Rose Ann and Fred Samuelson relocated to Ormond Beach five years ago to teach at the Art League of Daytona Beach.
BY WAYNE GRANT | CONTRIBUTING WRITER
It's all about developing new artists for Fred and Rose Ann Samuelson, who relocated to Ormond Beach five years ago to teach at the Art League of Daytona Beach.
“I love it,” Rose Ann Samuelson said. “The student says, ‘I don’t know what to do;’ then they take off. It’s like — boom — they create something, and it’s fantastic.”
The Samuelsons, who teach artists of all levels, believe that anyone can create art — all they need to do is try. And the better someone is able to draw, the better artist they'll usually become, even if they plan to make abstract art.
After living in various places throughout Florida, the Southwest United States and Mexico, the couple moved to Ormond Beach from Tallahassee.
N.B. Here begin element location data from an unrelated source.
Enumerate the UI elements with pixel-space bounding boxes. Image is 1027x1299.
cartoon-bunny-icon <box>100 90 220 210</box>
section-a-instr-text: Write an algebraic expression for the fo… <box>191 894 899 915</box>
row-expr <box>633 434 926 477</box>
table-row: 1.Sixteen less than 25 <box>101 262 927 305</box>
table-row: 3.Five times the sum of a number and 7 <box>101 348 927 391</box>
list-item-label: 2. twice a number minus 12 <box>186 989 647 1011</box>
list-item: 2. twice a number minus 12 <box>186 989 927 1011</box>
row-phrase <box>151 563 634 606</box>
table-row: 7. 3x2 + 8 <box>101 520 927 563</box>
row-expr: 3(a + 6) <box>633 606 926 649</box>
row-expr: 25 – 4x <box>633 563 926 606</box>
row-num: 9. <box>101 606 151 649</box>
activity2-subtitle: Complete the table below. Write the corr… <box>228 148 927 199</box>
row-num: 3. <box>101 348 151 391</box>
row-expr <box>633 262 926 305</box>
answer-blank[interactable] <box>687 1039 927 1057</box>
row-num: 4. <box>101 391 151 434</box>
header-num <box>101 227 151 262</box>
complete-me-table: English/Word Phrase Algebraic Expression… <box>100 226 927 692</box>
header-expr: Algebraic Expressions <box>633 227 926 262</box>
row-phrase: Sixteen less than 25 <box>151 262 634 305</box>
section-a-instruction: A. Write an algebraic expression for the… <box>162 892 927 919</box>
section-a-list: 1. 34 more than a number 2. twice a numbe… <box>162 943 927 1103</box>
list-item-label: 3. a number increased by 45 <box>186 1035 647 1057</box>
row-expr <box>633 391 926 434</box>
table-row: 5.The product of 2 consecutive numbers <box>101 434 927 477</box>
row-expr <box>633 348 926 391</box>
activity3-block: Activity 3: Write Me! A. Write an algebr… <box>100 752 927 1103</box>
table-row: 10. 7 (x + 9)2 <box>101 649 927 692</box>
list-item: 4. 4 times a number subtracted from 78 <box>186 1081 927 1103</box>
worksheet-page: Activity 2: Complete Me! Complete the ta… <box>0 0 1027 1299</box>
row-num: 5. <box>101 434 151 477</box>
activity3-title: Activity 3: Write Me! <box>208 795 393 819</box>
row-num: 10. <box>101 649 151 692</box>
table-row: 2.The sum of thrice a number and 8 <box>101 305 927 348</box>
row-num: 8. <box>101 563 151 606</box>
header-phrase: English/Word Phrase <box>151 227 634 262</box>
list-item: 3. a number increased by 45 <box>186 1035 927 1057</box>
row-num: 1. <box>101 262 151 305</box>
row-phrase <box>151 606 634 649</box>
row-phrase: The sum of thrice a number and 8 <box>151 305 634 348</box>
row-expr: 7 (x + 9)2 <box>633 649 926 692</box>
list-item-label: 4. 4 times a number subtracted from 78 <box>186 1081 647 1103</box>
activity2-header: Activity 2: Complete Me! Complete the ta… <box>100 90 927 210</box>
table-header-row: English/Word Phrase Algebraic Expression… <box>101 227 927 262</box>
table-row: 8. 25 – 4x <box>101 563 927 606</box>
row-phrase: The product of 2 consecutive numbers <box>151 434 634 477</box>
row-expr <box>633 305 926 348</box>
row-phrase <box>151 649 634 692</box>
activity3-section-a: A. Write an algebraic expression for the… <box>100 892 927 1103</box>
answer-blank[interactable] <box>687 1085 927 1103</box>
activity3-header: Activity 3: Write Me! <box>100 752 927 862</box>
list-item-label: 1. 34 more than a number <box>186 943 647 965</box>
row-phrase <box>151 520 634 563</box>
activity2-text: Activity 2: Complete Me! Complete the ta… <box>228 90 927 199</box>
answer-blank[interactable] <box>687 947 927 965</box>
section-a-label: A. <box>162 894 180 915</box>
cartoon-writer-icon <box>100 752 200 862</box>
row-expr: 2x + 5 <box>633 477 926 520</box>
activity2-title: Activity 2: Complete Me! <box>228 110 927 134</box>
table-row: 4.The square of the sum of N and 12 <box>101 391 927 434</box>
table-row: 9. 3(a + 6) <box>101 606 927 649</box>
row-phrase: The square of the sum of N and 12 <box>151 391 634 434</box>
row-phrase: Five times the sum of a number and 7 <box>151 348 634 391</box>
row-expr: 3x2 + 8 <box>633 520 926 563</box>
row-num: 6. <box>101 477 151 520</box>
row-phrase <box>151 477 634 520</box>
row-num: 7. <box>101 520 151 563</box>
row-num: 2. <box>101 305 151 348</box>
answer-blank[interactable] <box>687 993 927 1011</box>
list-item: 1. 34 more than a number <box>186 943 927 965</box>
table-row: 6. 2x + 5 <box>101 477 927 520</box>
Before the move, Fred Samuelson was leading workshops at the Art League of Daytona Beach from their home in Tallahassee.
Samuelson teaches a technique with watercolor washes called “drip and splash.” The artist drips washes of color through tissues onto a canvas, keeping a theme in mind. Then, the artist studies the images left by the tissues and paints toward the theme using more paint and pastel pencils.
This technique “energizes the imagination,” he said. “Students love it.”
Fred Samuelson, with a master of fine arts degree from the Art Institute of Chicago, has owned galleries and taught for years at the San Antonio Art Institute, as well as the Instituto Allende, in Mexico. He has also won several awards and been featured in “Who’s Who in American Art,” since 1962.
Rose Ann Samuelson, who earned a bachelor of fine arts degree from Ringling School of Art and Design, in Sarasota, when she was 40 years old, teaches figure painting. Throughout most of her career, she's sold her work at art festivals, and she also has a long list of awards and acknowledgements to her credit.
Originally an actress and singer, she performed with the Titusville Little Theater Group until going to art school.
“I had always been able to draw,” she said. “When I was a little girl, I drew on the wallpaper until my mother bought me a paint set.”
Both artists deny being retired.
“Artists never retire,” she said. “Other people retire and want to start painting, so we teach them.”